Haut les masques

Ils sont de ceux qui contribuent à faire connaître l’art traditionnel africain hors de ses frontières. Catherine et Patrick Sargos ne se contentent pas de rendre hommage à un certain âge d’or de la culture de l’Afrique noire. En plaçant l’ethnologie au centre de leurs recherches, ils rétablissent une vérité historique et sociale, à savoir que les objets issus de cette civilisation, avant de se voir copiés en série pour les touristes, étaient hautement sacrés.

Célébré dans le monde pour son esthétisme mais bien souvent considéré hors de son contexte originel, l’art traditionnel africain est l’objet d’une admiration et d’un malentendu. Admiration devant la beauté et la richesse formelle d’œuvres conçues par des artisans de génie. Malentendu quant à leur signification intrinsèque qui reste largement méconnue dans la culture occidentale. Pour lever le mystère sur cet art tribal et comprendre ses dimensions sociale et religieuse, le couple de collectionneurs Catherine et Patrick Sargos a entrepris un travail impressionnant. Depuis trente-cinq ans, ils ont rassemblé plus de deux cents objets (masques, statues, fétiches, reliquaires, sièges…), créés autour des années 1920, et provenant d’Afrique de l’Ouest (Mali, Burkina Faso, Guinée, Côte d’Ivoire…), du Nigeria, du Cameroun, d’Afrique centrale (Congo, Gabon, Angola, Zambie…). La fonction de ces pièces exceptionnelles, expliquent-ils, est principalement sacrée, avant d’être décorative. Ces objets, dont le style change selon les ethnies, permettent d’accomplir les cultes et d’entrer en contact avec les divinités. Pour prendre l’exemple des masques, tellement fascinants, leur rôle varie : purement festifs quand ils sont portés par des danseurs costumés qui miment des scènes de la vie courante ou de la mythologie ; initiatiques quand les cérémonies publiques comportent des phases consacrées à la rencontre avec les esprits ; destinés à la sorcellerie, à la médecine, aux funérailles, à l’intronisation d’un nouveau roi ou aux commémorations des ancêtres ; ou encore à caractère social dans les cas de la répression et de la justice.

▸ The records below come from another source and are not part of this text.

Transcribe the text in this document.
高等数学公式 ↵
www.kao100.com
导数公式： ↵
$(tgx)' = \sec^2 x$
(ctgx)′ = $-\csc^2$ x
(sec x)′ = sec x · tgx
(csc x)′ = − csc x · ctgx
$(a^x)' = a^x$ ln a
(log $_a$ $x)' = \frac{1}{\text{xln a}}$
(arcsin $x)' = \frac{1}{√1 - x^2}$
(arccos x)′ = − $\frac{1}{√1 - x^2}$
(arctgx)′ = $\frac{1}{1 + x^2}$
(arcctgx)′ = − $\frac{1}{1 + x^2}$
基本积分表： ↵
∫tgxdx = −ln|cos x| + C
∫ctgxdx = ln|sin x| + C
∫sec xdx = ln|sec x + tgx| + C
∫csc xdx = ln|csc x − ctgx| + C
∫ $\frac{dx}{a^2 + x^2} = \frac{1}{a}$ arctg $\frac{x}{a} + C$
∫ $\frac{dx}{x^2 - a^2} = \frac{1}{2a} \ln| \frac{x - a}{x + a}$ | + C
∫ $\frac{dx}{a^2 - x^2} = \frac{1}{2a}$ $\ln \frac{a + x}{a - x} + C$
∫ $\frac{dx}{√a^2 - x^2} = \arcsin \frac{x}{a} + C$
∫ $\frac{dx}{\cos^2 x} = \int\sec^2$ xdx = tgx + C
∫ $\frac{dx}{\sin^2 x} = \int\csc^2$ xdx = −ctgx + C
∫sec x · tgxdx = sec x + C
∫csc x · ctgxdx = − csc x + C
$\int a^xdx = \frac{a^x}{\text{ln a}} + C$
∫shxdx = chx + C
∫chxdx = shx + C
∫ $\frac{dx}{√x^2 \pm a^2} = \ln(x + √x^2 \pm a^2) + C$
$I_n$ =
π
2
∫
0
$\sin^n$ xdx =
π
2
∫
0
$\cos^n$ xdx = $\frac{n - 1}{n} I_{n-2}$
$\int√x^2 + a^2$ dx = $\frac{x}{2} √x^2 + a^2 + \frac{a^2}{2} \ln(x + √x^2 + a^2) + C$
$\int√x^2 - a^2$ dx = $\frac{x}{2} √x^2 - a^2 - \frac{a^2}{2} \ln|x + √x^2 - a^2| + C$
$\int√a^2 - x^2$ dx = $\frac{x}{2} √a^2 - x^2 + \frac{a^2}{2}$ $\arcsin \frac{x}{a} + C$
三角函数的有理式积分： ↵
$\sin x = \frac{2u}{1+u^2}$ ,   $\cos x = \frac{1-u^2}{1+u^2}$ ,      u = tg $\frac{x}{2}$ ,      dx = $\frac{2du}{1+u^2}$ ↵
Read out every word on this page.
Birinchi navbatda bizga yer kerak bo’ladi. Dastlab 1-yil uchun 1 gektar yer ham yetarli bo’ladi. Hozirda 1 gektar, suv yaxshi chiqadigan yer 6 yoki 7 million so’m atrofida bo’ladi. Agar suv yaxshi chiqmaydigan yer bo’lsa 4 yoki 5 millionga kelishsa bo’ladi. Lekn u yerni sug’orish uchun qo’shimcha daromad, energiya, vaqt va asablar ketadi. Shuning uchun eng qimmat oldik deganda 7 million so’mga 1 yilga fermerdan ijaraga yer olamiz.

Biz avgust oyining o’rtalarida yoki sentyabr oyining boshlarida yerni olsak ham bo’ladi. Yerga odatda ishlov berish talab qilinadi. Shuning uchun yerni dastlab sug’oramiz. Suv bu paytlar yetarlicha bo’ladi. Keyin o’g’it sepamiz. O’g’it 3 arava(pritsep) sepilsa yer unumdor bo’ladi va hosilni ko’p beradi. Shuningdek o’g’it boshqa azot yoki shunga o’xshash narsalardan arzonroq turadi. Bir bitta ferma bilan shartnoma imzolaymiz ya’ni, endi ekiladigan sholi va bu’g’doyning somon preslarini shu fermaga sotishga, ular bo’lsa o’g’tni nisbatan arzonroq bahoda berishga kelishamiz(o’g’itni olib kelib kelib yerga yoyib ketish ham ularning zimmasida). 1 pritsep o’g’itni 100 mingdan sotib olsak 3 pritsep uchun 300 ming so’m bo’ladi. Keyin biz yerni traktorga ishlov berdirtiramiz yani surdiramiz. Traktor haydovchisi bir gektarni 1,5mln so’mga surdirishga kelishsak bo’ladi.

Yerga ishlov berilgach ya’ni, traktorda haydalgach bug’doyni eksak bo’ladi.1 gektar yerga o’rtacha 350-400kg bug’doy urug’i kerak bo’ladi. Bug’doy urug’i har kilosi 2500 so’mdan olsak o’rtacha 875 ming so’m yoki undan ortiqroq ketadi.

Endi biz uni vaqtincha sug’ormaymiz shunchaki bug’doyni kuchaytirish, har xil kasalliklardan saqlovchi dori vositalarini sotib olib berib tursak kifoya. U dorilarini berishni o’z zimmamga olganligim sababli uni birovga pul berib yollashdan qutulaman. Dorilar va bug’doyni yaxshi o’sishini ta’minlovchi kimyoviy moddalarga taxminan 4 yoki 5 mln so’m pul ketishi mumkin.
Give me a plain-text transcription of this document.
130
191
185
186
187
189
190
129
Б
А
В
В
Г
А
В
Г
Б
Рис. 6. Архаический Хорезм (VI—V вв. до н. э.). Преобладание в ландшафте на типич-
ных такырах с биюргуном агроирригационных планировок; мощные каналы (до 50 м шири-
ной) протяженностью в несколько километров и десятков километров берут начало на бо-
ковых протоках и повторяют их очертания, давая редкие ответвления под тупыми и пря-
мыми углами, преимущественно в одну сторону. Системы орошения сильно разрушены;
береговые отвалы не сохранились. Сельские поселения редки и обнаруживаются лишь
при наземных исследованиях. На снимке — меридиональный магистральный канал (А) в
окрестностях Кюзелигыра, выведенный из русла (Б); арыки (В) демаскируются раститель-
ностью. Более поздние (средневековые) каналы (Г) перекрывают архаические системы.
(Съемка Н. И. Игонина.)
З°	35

En partant de l’aspect profane (le mode de vie) pour atteindre l’aspect sacré (les rituels), Arts et traditions d’Afrique explore de l’intérieur, c’est-à-dire auprès des ethnies, la profondeur spirituelle de ces objets. Ce livre se révèle passionnant grâce à ses reproductions magnifiques et grâce aux notices explicatives très pédagogiques, présentées en introduction sous forme d’encyclopédie et accompagnées de cartes postales et photographies d’époque. Chaque objet dévoilé dans ces pages est authentique, ayant servi à des rites et ayant été fabriqué à cet usage par et pour la tribu concernée.

Légendes des photos :

1. Chez les Hemba d’Afrique centrale, les masques soko-mutu (ce qui signifie « homme-singe ») sortent essentiellement pour les fêtes de funérailles. Le danseur, dissimulé sous un costume d’écorce, commence sa prestation par des acrobaties, puis il se retourne contre les femmes et les enfants pour leur faire peur, avant de revenir à son rôle de divertissement.

2. Masque soweï de la société initiatique bundu chez les Mendé de Sierra Leone.
Le « bundu » ou « sande » est la seule société féminine en Afrique noire dont les masques sont portés par des femmes. Les masques soweï apparaissent à trois périodes de l’initiation des jeunes filles.

3. Masque molo des forgerons Bobo. Les Bobo habitent la partie ouest du Burkina Faso. Leurs masques incarnent le dieu Dwo, fils du créateur Wuro. Les principaux sont ceux de la caste des forgerons qui sont aussi les grands prêtres du culte de Dwo.

4. Ce masque kponiougo de Côte d’Ivoire est un des modèles les plus complets : tous les crocs sont en place, le caméléon et le calao occupent l’arrière du crâne, la cupule contenant la charge magique se trouve devant le caméléon.

  • Arts et traditions d’Afrique, du profane au sacré, Hazan, 2010.